Subdirección General de Ordenación de las Telecomunicaciones.
Ministerio de Transformación Digital
4. 2023/0761/ES - V00T - Télécommunications
5. DÉCRET ROYAL APPROUVANT LE RÉGIME DE SÉCURITÉ NATIONALE POUR LES RÉSEAUX ET SERVICES 5G
6. Réseaux et services de communications électroniques 5G
Équipements de télécommunications.
7.
8. Le règlement se compose d’une partie explicative, d’un seul article approuvant l’ENS5G (régime national de sécurité pour la 5G), de deux dispositions supplémentaires et de quatre dispositions finales.
L’ENS5G à approuver se compose de 33 articles divisés en huit chapitres et trois annexes.
L’exposé des motifs explique les raisons qui sous-tendent l’adoption du règlement et les articles du décret-loi royal en cours d’élaboration.
L’article unique approuve le régime de sécurité nationale pour les réseaux et services 5G.
La première disposition supplémentaire prévoit que le gouvernement, par décret royal, sur proposition du ministère de la transformation numérique, à la suite d’un rapport du Conseil national de sécurité, réexamine le régime de sécurité nationale pour les réseaux et services 5G lorsque les circonstances l’exigent et, en tout état de cause, tous les quatre ans.
La deuxième disposition supplémentaire prévoit que le décret-loi royal nº 7/2022 du 29 mars 2022 et l’ENS5G s’appliquent aux générations de communications électroniques antérieures à la cinquième génération, alors qu’il n’existe pas de réglementation spécifique pour celles-ci.
La première disposition finale relative au titre de compétence indique que le décret royal et le régime qu’il approuve sont délivrés en vertu des dispositions de l’article 149, paragraphe 1, point 21, et de l’article 149, paragraphe 1, point 29, de la Constitution espagnole, qui confèrent respectivement à l’État une compétence exclusive en matière de système général de télécommunications et en matière de sécurité publique.

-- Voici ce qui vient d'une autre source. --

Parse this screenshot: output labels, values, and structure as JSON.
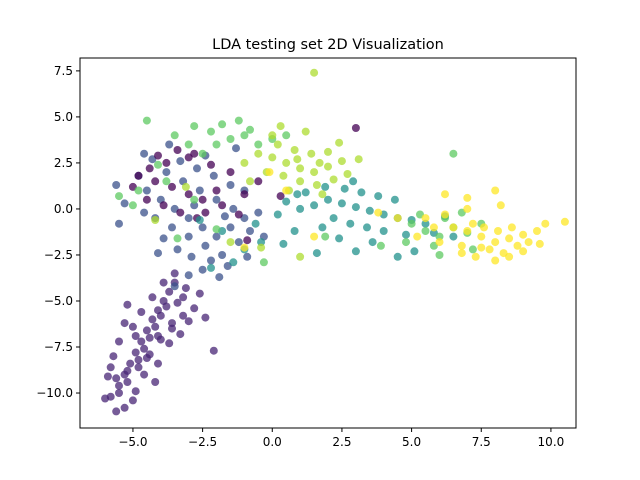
{
  "chart_data": {
    "type": "scatter",
    "title": "LDA testing set 2D Visualization",
    "xlabel": "",
    "ylabel": "",
    "xlim": [
      -6.9,
      10.9
    ],
    "ylim": [
      -11.9,
      8.2
    ],
    "xticks": [
      -5.0,
      -2.5,
      0.0,
      2.5,
      5.0,
      7.5,
      10.0
    ],
    "xtick_labels": [
      "−5.0",
      "−2.5",
      "0.0",
      "2.5",
      "5.0",
      "7.5",
      "10.0"
    ],
    "yticks": [
      -10.0,
      -7.5,
      -5.0,
      -2.5,
      0.0,
      2.5,
      5.0,
      7.5
    ],
    "ytick_labels": [
      "−10.0",
      "−7.5",
      "−5.0",
      "−2.5",
      "0.0",
      "2.5",
      "5.0",
      "7.5"
    ],
    "grid": false,
    "legend": "none",
    "marker_alpha": 0.75,
    "series": [
      {
        "color": "#482576",
        "description": "lower-left elongated cluster",
        "points": [
          [
            -5.8,
            -10.2
          ],
          [
            -5.5,
            -9.6
          ],
          [
            -5.3,
            -9.0
          ],
          [
            -5.1,
            -8.4
          ],
          [
            -4.9,
            -7.8
          ],
          [
            -4.7,
            -7.2
          ],
          [
            -4.5,
            -6.6
          ],
          [
            -4.3,
            -6.0
          ],
          [
            -4.1,
            -5.5
          ],
          [
            -3.9,
            -5.0
          ],
          [
            -3.7,
            -4.5
          ],
          [
            -3.5,
            -4.0
          ],
          [
            -5.6,
            -9.2
          ],
          [
            -5.2,
            -8.8
          ],
          [
            -4.8,
            -8.2
          ],
          [
            -4.6,
            -7.6
          ],
          [
            -4.4,
            -7.0
          ],
          [
            -4.2,
            -6.4
          ],
          [
            -4.0,
            -5.8
          ],
          [
            -3.8,
            -5.3
          ],
          [
            -3.4,
            -5.1
          ],
          [
            -3.2,
            -5.8
          ],
          [
            -3.6,
            -6.5
          ],
          [
            -4.0,
            -7.1
          ],
          [
            -4.4,
            -7.9
          ],
          [
            -4.8,
            -8.6
          ],
          [
            -5.2,
            -9.4
          ],
          [
            -5.5,
            -10.0
          ],
          [
            -5.0,
            -10.4
          ],
          [
            -5.3,
            -10.8
          ],
          [
            -5.6,
            -11.0
          ],
          [
            -6.0,
            -10.3
          ],
          [
            -5.9,
            -9.1
          ],
          [
            -5.7,
            -8.0
          ],
          [
            -5.5,
            -7.2
          ],
          [
            -5.3,
            -6.2
          ],
          [
            -5.2,
            -5.2
          ],
          [
            -4.9,
            -6.9
          ],
          [
            -4.5,
            -8.1
          ],
          [
            -4.1,
            -8.4
          ],
          [
            -3.7,
            -7.3
          ],
          [
            -3.3,
            -6.8
          ],
          [
            -3.0,
            -6.1
          ],
          [
            -2.8,
            -5.4
          ],
          [
            -2.6,
            -4.6
          ],
          [
            -3.1,
            -4.3
          ],
          [
            -3.9,
            -4.0
          ],
          [
            -4.3,
            -4.8
          ],
          [
            -4.7,
            -5.6
          ],
          [
            -5.0,
            -6.4
          ],
          [
            -2.1,
            -7.7
          ],
          [
            -2.4,
            -5.9
          ],
          [
            -3.5,
            -3.5
          ],
          [
            -4.6,
            -9.0
          ],
          [
            -4.2,
            -9.4
          ],
          [
            -5.8,
            -8.6
          ],
          [
            -4.9,
            -9.9
          ],
          [
            -3.6,
            -6.2
          ],
          [
            -3.2,
            -4.8
          ],
          [
            -4.1,
            -6.9
          ]
        ]
      },
      {
        "color": "#3b528b",
        "description": "upper-left blue cluster",
        "points": [
          [
            -4.5,
            1.0
          ],
          [
            -4.0,
            0.5
          ],
          [
            -3.5,
            0.0
          ],
          [
            -3.0,
            -0.5
          ],
          [
            -2.5,
            -1.0
          ],
          [
            -2.0,
            -1.5
          ],
          [
            -1.5,
            -1.0
          ],
          [
            -1.0,
            -0.5
          ],
          [
            -3.8,
            2.0
          ],
          [
            -3.2,
            1.5
          ],
          [
            -2.6,
            1.0
          ],
          [
            -2.0,
            0.5
          ],
          [
            -1.4,
            0.0
          ],
          [
            -4.2,
            -0.5
          ],
          [
            -3.6,
            -1.0
          ],
          [
            -3.0,
            -1.5
          ],
          [
            -2.4,
            -2.0
          ],
          [
            -1.8,
            -2.5
          ],
          [
            -3.3,
            2.6
          ],
          [
            -2.7,
            2.2
          ],
          [
            -2.1,
            1.8
          ],
          [
            -1.5,
            1.3
          ],
          [
            -4.8,
            1.8
          ],
          [
            -4.6,
            -0.2
          ],
          [
            -3.4,
            -2.2
          ],
          [
            -2.2,
            -2.8
          ],
          [
            -1.2,
            -1.8
          ],
          [
            -0.8,
            -1.2
          ],
          [
            -0.5,
            -0.2
          ],
          [
            -1.0,
            1.0
          ],
          [
            -3.9,
            -1.6
          ],
          [
            -2.9,
            -2.6
          ],
          [
            -4.3,
            2.7
          ],
          [
            -2.4,
            2.9
          ],
          [
            -5.3,
            0.3
          ],
          [
            -5.5,
            -0.8
          ],
          [
            -4.1,
            -2.4
          ],
          [
            -2.5,
            -3.3
          ],
          [
            -1.6,
            -3.1
          ],
          [
            -3.5,
            -4.2
          ],
          [
            -3.0,
            -3.6
          ],
          [
            -1.9,
            -3.7
          ],
          [
            -0.9,
            -2.6
          ],
          [
            -0.3,
            -1.5
          ],
          [
            -1.3,
            3.3
          ],
          [
            -3.7,
            3.5
          ],
          [
            -4.6,
            3.0
          ],
          [
            -5.6,
            1.3
          ],
          [
            -2.8,
            0.2
          ],
          [
            -1.7,
            -0.4
          ]
        ]
      },
      {
        "color": "#440154",
        "description": "dark purple points within upper-left cluster",
        "points": [
          [
            -4.8,
            1.8
          ],
          [
            -4.2,
            1.5
          ],
          [
            -3.6,
            1.2
          ],
          [
            -3.0,
            0.8
          ],
          [
            -2.5,
            0.5
          ],
          [
            -4.5,
            0.5
          ],
          [
            -3.9,
            0.2
          ],
          [
            -3.3,
            -0.2
          ],
          [
            -2.7,
            -0.5
          ],
          [
            -2.0,
            1.0
          ],
          [
            -1.5,
            2.0
          ],
          [
            -2.2,
            2.4
          ],
          [
            -3.0,
            2.8
          ],
          [
            -3.8,
            2.5
          ],
          [
            -4.4,
            2.2
          ],
          [
            -5.0,
            1.2
          ],
          [
            -1.8,
            0.2
          ],
          [
            -1.0,
            0.8
          ],
          [
            -0.5,
            1.5
          ],
          [
            -1.2,
            -0.3
          ],
          [
            -2.8,
            3.0
          ],
          [
            -3.4,
            3.2
          ],
          [
            -0.9,
            -1.7
          ],
          [
            3.0,
            4.4
          ],
          [
            0.3,
            0.7
          ],
          [
            -4.1,
            2.9
          ],
          [
            -2.4,
            -0.2
          ]
        ]
      },
      {
        "color": "#21918c",
        "description": "middle teal cluster",
        "points": [
          [
            2.0,
            0.5
          ],
          [
            2.5,
            0.3
          ],
          [
            3.0,
            0.1
          ],
          [
            3.5,
            -0.1
          ],
          [
            4.0,
            -0.3
          ],
          [
            4.5,
            -0.5
          ],
          [
            2.2,
            -0.5
          ],
          [
            2.8,
            -0.8
          ],
          [
            3.4,
            -1.0
          ],
          [
            4.0,
            -1.2
          ],
          [
            1.5,
            0.2
          ],
          [
            1.0,
            0.0
          ],
          [
            0.5,
            0.4
          ],
          [
            5.0,
            -0.6
          ],
          [
            5.5,
            -0.8
          ],
          [
            3.2,
            0.9
          ],
          [
            3.8,
            0.7
          ],
          [
            2.6,
            1.1
          ],
          [
            4.4,
            0.5
          ],
          [
            1.8,
            -1.0
          ],
          [
            0.8,
            -1.2
          ],
          [
            2.4,
            -1.6
          ],
          [
            3.6,
            -1.8
          ],
          [
            4.8,
            -1.4
          ],
          [
            5.8,
            -1.3
          ],
          [
            6.2,
            -0.4
          ],
          [
            1.2,
            0.9
          ],
          [
            0.2,
            -0.3
          ],
          [
            -0.4,
            -1.8
          ],
          [
            -1.0,
            -2.2
          ],
          [
            -1.8,
            -1.2
          ],
          [
            -2.6,
            -0.6
          ],
          [
            -1.4,
            -2.9
          ],
          [
            -2.2,
            -3.2
          ],
          [
            -0.6,
            -0.8
          ],
          [
            0.4,
            -1.9
          ],
          [
            1.6,
            -2.4
          ],
          [
            3.0,
            -2.3
          ],
          [
            4.5,
            -2.6
          ],
          [
            5.1,
            -2.3
          ],
          [
            6.5,
            -1.5
          ],
          [
            2.9,
            1.5
          ],
          [
            1.9,
            1.2
          ],
          [
            0.9,
            0.8
          ]
        ]
      },
      {
        "color": "#5ec962",
        "description": "green points mixed across clusters",
        "points": [
          [
            -2.5,
            3.0
          ],
          [
            -2.0,
            3.5
          ],
          [
            -1.5,
            3.8
          ],
          [
            -1.0,
            4.0
          ],
          [
            -0.5,
            3.5
          ],
          [
            0.5,
            4.0
          ],
          [
            -3.0,
            3.5
          ],
          [
            -2.2,
            4.2
          ],
          [
            -1.2,
            4.8
          ],
          [
            -3.5,
            4.0
          ],
          [
            -4.5,
            4.8
          ],
          [
            -2.8,
            4.5
          ],
          [
            -1.8,
            4.6
          ],
          [
            -0.8,
            4.3
          ],
          [
            0.0,
            3.8
          ],
          [
            -3.8,
            1.5
          ],
          [
            -2.8,
            0.5
          ],
          [
            -4.8,
            1.0
          ],
          [
            -5.0,
            0.2
          ],
          [
            -3.4,
            -1.6
          ],
          [
            5.0,
            -0.8
          ],
          [
            5.5,
            -1.2
          ],
          [
            6.0,
            -1.5
          ],
          [
            6.5,
            -1.0
          ],
          [
            7.0,
            -1.3
          ],
          [
            6.2,
            -0.5
          ],
          [
            4.8,
            -1.8
          ],
          [
            5.8,
            -2.0
          ],
          [
            7.2,
            -2.2
          ],
          [
            6.8,
            -0.2
          ],
          [
            6.5,
            3.0
          ],
          [
            6.0,
            -2.5
          ],
          [
            -4.1,
            2.4
          ],
          [
            -0.3,
            -2.9
          ],
          [
            7.5,
            -0.8
          ],
          [
            -5.5,
            0.7
          ],
          [
            -2.0,
            -1.1
          ],
          [
            1.9,
            -1.5
          ],
          [
            5.3,
            -0.3
          ],
          [
            3.9,
            -2.0
          ]
        ]
      },
      {
        "color": "#addc30",
        "description": "yellow-green upper-middle cluster",
        "points": [
          [
            0.0,
            2.8
          ],
          [
            0.5,
            2.5
          ],
          [
            1.0,
            2.2
          ],
          [
            1.5,
            2.0
          ],
          [
            2.0,
            2.3
          ],
          [
            2.5,
            2.6
          ],
          [
            0.2,
            3.5
          ],
          [
            0.8,
            3.2
          ],
          [
            1.4,
            3.0
          ],
          [
            2.0,
            3.1
          ],
          [
            0.4,
            1.8
          ],
          [
            1.0,
            1.5
          ],
          [
            1.6,
            1.3
          ],
          [
            2.2,
            1.6
          ],
          [
            -0.2,
            2.0
          ],
          [
            -0.5,
            3.0
          ],
          [
            0.0,
            4.0
          ],
          [
            1.2,
            4.2
          ],
          [
            2.4,
            3.6
          ],
          [
            1.8,
            0.8
          ],
          [
            0.6,
            1.0
          ],
          [
            -1.0,
            2.5
          ],
          [
            1.5,
            7.4
          ],
          [
            -0.8,
            1.5
          ],
          [
            2.7,
            1.9
          ],
          [
            3.1,
            2.7
          ],
          [
            0.3,
            4.5
          ],
          [
            -0.4,
            -2.1
          ],
          [
            1.0,
            -2.6
          ],
          [
            -1.5,
            -1.8
          ],
          [
            -3.1,
            1.2
          ],
          [
            -4.2,
            -0.6
          ],
          [
            0.9,
            2.7
          ],
          [
            1.7,
            2.5
          ]
        ]
      },
      {
        "color": "#fde725",
        "description": "right yellow cluster",
        "points": [
          [
            7.0,
            -1.2
          ],
          [
            7.5,
            -1.5
          ],
          [
            8.0,
            -1.8
          ],
          [
            8.5,
            -1.6
          ],
          [
            9.0,
            -1.4
          ],
          [
            7.8,
            -2.2
          ],
          [
            8.3,
            -2.4
          ],
          [
            8.8,
            -2.0
          ],
          [
            6.5,
            -1.0
          ],
          [
            7.2,
            -0.8
          ],
          [
            7.6,
            -1.0
          ],
          [
            8.1,
            -1.2
          ],
          [
            8.6,
            -1.0
          ],
          [
            9.2,
            -1.8
          ],
          [
            9.5,
            -1.2
          ],
          [
            6.8,
            -2.0
          ],
          [
            7.3,
            -2.6
          ],
          [
            8.0,
            -2.8
          ],
          [
            9.8,
            -0.8
          ],
          [
            10.5,
            -0.7
          ],
          [
            6.2,
            -0.3
          ],
          [
            5.8,
            -1.0
          ],
          [
            5.5,
            -0.5
          ],
          [
            7.0,
            0.0
          ],
          [
            8.2,
            0.2
          ],
          [
            8.0,
            1.0
          ],
          [
            7.0,
            0.6
          ],
          [
            6.2,
            0.8
          ],
          [
            6.8,
            -2.4
          ],
          [
            7.5,
            -2.1
          ],
          [
            8.5,
            -2.6
          ],
          [
            9.0,
            -2.3
          ],
          [
            9.6,
            -1.9
          ],
          [
            6.0,
            -1.8
          ],
          [
            5.2,
            -1.5
          ],
          [
            4.5,
            -0.5
          ],
          [
            3.8,
            -0.2
          ],
          [
            1.5,
            -1.5
          ],
          [
            -1.0,
            -2.1
          ],
          [
            0.5,
            1.0
          ],
          [
            -0.1,
            2.0
          ]
        ]
      }
    ]
  }
}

La deuxième disposition finale dispose que la loi nº 11/2022 du 28 juin 2022 sur les télécommunications générales et ses règlements d’application serviront d’application complémentaire, et que, dans toutes les questions non réglementées par ladite législation, le décret-loi royal nº 12/2018 du 7 septembre 2018 sur la sécurité des réseaux et des systèmes d’information et la loi nº 8/2011 du 28 avril 2011 établissant des mesures de protection des infrastructures critiques, ainsi que leurs règlements d’exécution respectifs, sont d’application complémentaire.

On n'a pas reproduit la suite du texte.